Yüksel Çakmur... 1971 yılında Buca Belediye Başkanı, 1973 ve 1977 genel seçimlerinde de İzmir’den milletvekili seçildi. Gençlik ve Spor Bakanlığı yaptı. 1989’da İzmir Büyükşehir Belediye Başkanı oldu. Başkanlığı döneminde Bayraklı Salhane’deki mezbahayı yıktırıp Buca Kaynaklar’da entegre et tesislerini kurdu. Metro projesini hazırladı. Büyük Kanal Projesi ve TANSAŞ’ı geliştirdi, kent merkezindeki minibüsleri ve seyyar satıcıları kaldırdı. Karşıyaka Sahil Yolu’nu yaptı. Mustafa Kemal Sahil Yolu’nu yeniledi. İzmir Fuarı’nı organize eden İZFAŞ’ı kurdu.
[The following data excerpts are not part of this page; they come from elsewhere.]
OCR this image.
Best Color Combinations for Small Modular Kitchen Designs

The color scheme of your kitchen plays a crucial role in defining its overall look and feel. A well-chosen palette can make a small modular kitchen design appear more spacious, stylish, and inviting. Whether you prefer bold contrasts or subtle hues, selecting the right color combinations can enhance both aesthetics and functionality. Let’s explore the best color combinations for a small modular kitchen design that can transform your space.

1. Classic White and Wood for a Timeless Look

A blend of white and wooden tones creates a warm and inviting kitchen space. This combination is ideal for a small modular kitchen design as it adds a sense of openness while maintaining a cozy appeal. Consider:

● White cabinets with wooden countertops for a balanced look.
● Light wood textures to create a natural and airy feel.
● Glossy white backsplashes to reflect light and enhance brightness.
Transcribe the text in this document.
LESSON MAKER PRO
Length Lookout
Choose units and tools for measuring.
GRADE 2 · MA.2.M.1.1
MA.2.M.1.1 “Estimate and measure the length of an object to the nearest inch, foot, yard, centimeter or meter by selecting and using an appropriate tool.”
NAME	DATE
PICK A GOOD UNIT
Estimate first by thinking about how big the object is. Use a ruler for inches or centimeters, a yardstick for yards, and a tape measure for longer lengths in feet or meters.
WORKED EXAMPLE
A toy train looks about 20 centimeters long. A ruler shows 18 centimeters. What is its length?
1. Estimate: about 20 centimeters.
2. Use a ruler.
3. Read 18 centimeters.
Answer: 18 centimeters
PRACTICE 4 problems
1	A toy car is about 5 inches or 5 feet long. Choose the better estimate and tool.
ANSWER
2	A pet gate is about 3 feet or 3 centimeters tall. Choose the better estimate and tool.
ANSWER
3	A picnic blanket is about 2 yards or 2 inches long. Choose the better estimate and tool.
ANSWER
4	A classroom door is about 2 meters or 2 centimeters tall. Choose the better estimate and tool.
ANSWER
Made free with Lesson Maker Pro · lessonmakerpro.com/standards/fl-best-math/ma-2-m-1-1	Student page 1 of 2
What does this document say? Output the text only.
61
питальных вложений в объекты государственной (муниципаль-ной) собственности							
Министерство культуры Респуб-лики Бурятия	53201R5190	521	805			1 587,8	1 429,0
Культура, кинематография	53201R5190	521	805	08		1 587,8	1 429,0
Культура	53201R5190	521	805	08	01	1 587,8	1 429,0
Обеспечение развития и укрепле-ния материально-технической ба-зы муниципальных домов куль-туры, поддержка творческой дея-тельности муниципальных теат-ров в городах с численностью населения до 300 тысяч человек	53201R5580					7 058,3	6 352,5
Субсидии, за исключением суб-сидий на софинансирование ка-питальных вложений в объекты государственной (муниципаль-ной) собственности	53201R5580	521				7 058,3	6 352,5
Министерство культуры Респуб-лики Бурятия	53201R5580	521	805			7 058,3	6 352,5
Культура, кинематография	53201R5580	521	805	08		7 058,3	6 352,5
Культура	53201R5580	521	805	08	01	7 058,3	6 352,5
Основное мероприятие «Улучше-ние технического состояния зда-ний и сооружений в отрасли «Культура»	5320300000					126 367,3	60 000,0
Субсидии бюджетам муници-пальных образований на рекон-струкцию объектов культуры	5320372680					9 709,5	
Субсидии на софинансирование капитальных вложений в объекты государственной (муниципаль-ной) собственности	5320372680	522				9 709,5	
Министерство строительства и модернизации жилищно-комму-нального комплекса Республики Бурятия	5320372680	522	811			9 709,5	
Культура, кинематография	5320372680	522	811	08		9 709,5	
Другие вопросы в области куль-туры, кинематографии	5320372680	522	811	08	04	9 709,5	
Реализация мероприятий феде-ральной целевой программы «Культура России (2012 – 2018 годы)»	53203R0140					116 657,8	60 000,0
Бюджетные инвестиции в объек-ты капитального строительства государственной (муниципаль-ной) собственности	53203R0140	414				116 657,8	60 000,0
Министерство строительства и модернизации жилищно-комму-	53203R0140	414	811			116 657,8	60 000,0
1994 ve 1999’da yeniden aynı koltuğa talip oldu ancak kazanamadı. Buna rağmen İzmir’in gündeminde hep kaldı. Özellikle Basmane’deki Dünya Ticaret Merkezi, Bayraklı Kent Yenileme Projesi gibi projelere açtığı davalar nedeniyle hedef gösterildi. İzmir’de en çok sevilen isimlerinden olan, ancak tepki de çeken Çakmur’la, başta Basmane’deki Dünya Ticaret Merkezi olmak üzere, kentte tartışma yaratan konuları konuştuk. İşte Çakmur’a yönelttiğimiz sorular ve yanıtları:
‘İzmirli’nin hakkı gasp ediliyor’
Son günlerde kentle ilgili her tartışma adeta gelip size dayanıyor. Basmane’deki Dünya Ticaret Merkezi de bu tartışmaların ilk fitilini ateşliyor. Bu gelişmelerle ilgili ne düşünüyorsunuz?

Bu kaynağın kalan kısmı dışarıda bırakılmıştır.